En « conventionnel », les professionnels utilisent également du cuivre, mais ils ont en plus dans leur « arsenal » des molécules de synthèse, dont certaines pénètrent au coeur de la plante. Ces substance sont de ce fait plus efficaces dans la lutte contre les agresseurs… mais posent d’autres problèmes sur leur migration éventuelle dans la terre et l’eau, leur impact sur la santé humaine ou la biodiversité.

Les régions ou millésimes humides (comme 2024) sont propices au développement du mildiou, et conduisent les viticulteur.trices à traiter plus souvent.

Résultat : en 2000, 20% des pesticides étaient consommés par le vignoble, soit 4% de la surface agricole utile (SAU). Les départements à forte densité viticole sont systématiquement parmi les plus gros consommateurs de « phytosanitaires », Gironde en tête.

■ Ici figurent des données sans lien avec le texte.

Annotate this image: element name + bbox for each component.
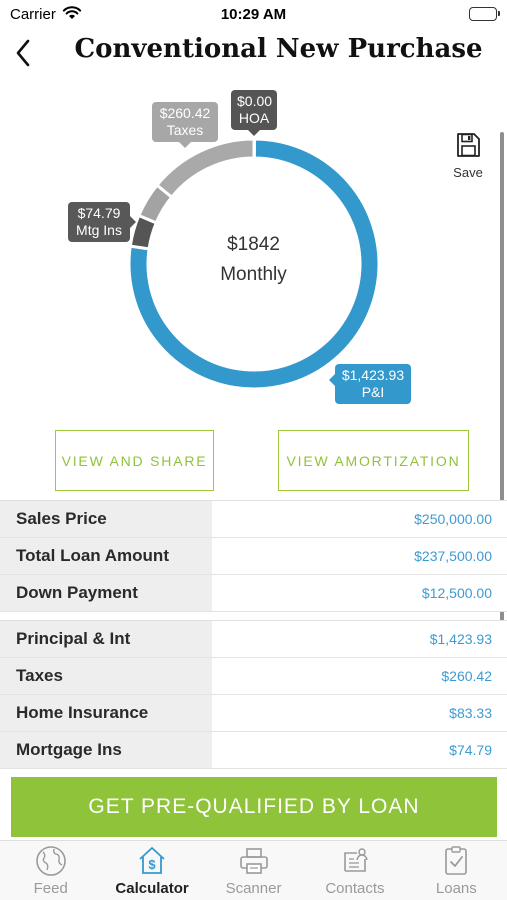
tab-feed[interactable]: Feed (0, 841, 101, 900)
tab-label: Scanner (225, 880, 282, 897)
status-bar: Carrier 10:29 AM (0, 0, 507, 30)
row-value: $12,500.00 (212, 575, 507, 611)
row-label: Down Payment (0, 575, 212, 611)
row-value: $237,500.00 (212, 538, 507, 574)
row-value: $83.33 (212, 695, 507, 731)
clipboard-check-icon (445, 846, 468, 875)
donut-slice-taxes[interactable] (154, 137, 256, 200)
carrier-label: Carrier (10, 6, 56, 23)
callout-taxes-value: $260.42 (159, 105, 211, 121)
page-title: Conventional New Purchase (74, 34, 483, 64)
wifi-icon (62, 5, 82, 26)
tab-scanner[interactable]: Scanner (203, 841, 304, 900)
callout-hoa: $0.00 HOA (231, 90, 277, 136)
row-label: Mortgage Ins (0, 732, 212, 768)
table-row[interactable]: Total Loan Amount $237,500.00 (0, 538, 507, 575)
tab-loans[interactable]: Loans (406, 841, 507, 900)
row-value: $250,000.00 (212, 501, 507, 537)
calculator-house-icon: $ (139, 847, 165, 874)
scrollbar[interactable] (500, 132, 504, 692)
tab-bar: Feed $ Calculator Scanner Contacts (0, 840, 507, 900)
row-label: Principal & Int (0, 621, 212, 657)
donut-slice-hoa[interactable] (252, 137, 257, 160)
tab-label: Loans (435, 880, 477, 897)
tab-contacts[interactable]: Contacts (304, 841, 405, 900)
row-value: $74.79 (212, 732, 507, 768)
save-button[interactable]: Save (448, 132, 488, 182)
payment-chart: $260.42 Taxes $0.00 HOA $74.79 Mtg Ins $… (0, 80, 507, 420)
callout-taxes: $260.42 Taxes (152, 102, 218, 148)
table-row[interactable]: Home Insurance $83.33 (0, 695, 507, 732)
svg-text:$: $ (148, 857, 156, 872)
floppy-disk-icon (457, 133, 480, 157)
monthly-label: Monthly (220, 264, 287, 285)
callout-pi-value: $1,423.93 (341, 367, 405, 383)
nav-bar: Conventional New Purchase (0, 30, 507, 76)
printer-icon (239, 848, 268, 874)
chevron-left-icon (16, 39, 30, 67)
callout-hoa-value: $0.00 (237, 93, 273, 109)
globe-icon (35, 846, 66, 876)
table-row[interactable]: Mortgage Ins $74.79 (0, 732, 507, 769)
callout-pi: $1,423.93 P&I (329, 364, 411, 404)
contacts-icon (344, 848, 368, 872)
callout-mtg-ins-label: Mtg Ins (76, 222, 122, 238)
row-value: $1,423.93 (212, 621, 507, 657)
loan-details-table: Sales Price $250,000.00 Total Loan Amoun… (0, 500, 507, 612)
donut-slice-p-i[interactable] (127, 137, 381, 391)
payment-breakdown-table: Principal & Int $1,423.93 Taxes $260.42 … (0, 620, 507, 769)
tab-label: Contacts (325, 880, 385, 897)
table-row[interactable]: Principal & Int $1,423.93 (0, 621, 507, 658)
table-row[interactable]: Taxes $260.42 (0, 658, 507, 695)
save-label: Save (453, 165, 483, 180)
row-label: Total Loan Amount (0, 538, 212, 574)
back-button[interactable] (8, 34, 38, 72)
tab-label: Feed (33, 880, 68, 897)
monthly-total: $1842 (227, 234, 280, 255)
table-row[interactable]: Sales Price $250,000.00 (0, 501, 507, 538)
view-and-share-button[interactable]: VIEW AND SHARE (55, 430, 214, 491)
donut-chart (127, 137, 381, 391)
battery-icon (469, 7, 500, 21)
callout-pi-label: P&I (361, 384, 385, 400)
view-amortization-button[interactable]: VIEW AMORTIZATION (278, 430, 469, 491)
row-label: Sales Price (0, 501, 212, 537)
row-label: Taxes (0, 658, 212, 694)
callout-mtg-ins: $74.79 Mtg Ins (68, 202, 136, 242)
row-label: Home Insurance (0, 695, 212, 731)
callout-hoa-label: HOA (238, 110, 270, 126)
clock: 10:29 AM (220, 6, 287, 23)
row-value: $260.42 (212, 658, 507, 694)
get-pre-qualified-button[interactable]: GET PRE-QUALIFIED BY LOAN (11, 777, 497, 837)
table-row[interactable]: Down Payment $12,500.00 (0, 575, 507, 612)
tab-label: Calculator (115, 880, 189, 897)
callout-mtg-ins-value: $74.79 (77, 205, 121, 221)
callout-taxes-label: Taxes (166, 122, 204, 138)
tab-calculator[interactable]: $ Calculator (101, 841, 202, 900)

POur observer l’évolution des achats (et donc de la consommation) de pesticides, on peut utiliser l’application de visualisation de la BNV-d, un outil public qui compile les achats de pesticides, en QSA (quantité de substance active) depuis 2015. (Mais attention : poids et dangerosité varient d’une substance à l’autre). Pour identifier les substances et leurs effets, il faut se référer aux fiches Ephy de l’Anses.

D’autres indicateurs et modes de calcul existent pour mesurer l’évolution de la consommation des pesticides. Les agriculteurs utilisent souvent l’IFT (indice de fréquence de traitement) pour évaluer leurs pratiques. Jusqu’en 2024, les politiques publiques (et notamment les différents plans Ecophyto successifs) utilisaient le NODU (NOmbre de Doses Unités), qui correspond à un nombre de traitements moyens par hectares. Mais la FNSEA a obtenu début 2024 que soit désormais utilisé un nouvel indicateur baptisé HRI-1 (« Harmonised Risk Indicator 1 »), outil vivement critiqué par la communauté scientifique. Pour vous y retrouver, voici un article qui récapitule tout.

📉 Consommation des pesticides en baisse, mais…

Ce qu’il faut retenir de toutes ces données ? C’est de moins en moins pire (…) dans presque tous les départements viticoles. Les pesticides les plus dangereux (CMR, cancérigènes, mutagères, reprotoxiques) diminuent partout, par exemple, mais sans disparaître non plus (et tout en sachant que la quantité ne fait pas le poison). Les quantités globales (quand on additionne tous les pesticides) augmentent, mais c’est lié en partie à la hausse des produits autorisés en bio, plus pondéreux mais moins dangereux.

Derrière ces chiffres, il y a un ENORME travail des vigneron.nes et de l’ensemble du monde agricole. Et beaucoup de prises de risque, de souffrance, et de violence… Le sujet est une vraie « pomme de discorde » dans les zones rurales. Il n’y a qu’à voir les têtes de mort dessinées sur le bitume devant les parcelles à chaque nouvelle saison de traitement dans le Layon.

Mais même en coupant les cheveux en quatre, RIEN n’indique un changement de modèle en profondeur vers une sortie des pesticides. Prise de conscience, oui. Virage à 180°, non. L’échec des plans de réduction (Ecophyto) lancés depuis 2008 a été reconnu par l’Etat. Un rapport au vitriol de la Cour des Comptes, en 2020, met en rapport les 800 millions d’euros investis dans l’accompagnement de l’agricuture vers la sortie des pesticides, et l’effet nul de cette stratégie. Le nouveau plan Ecophyto 2030 réaffirme l’objectif de -50% de pesticides utilisés d’ici 2030.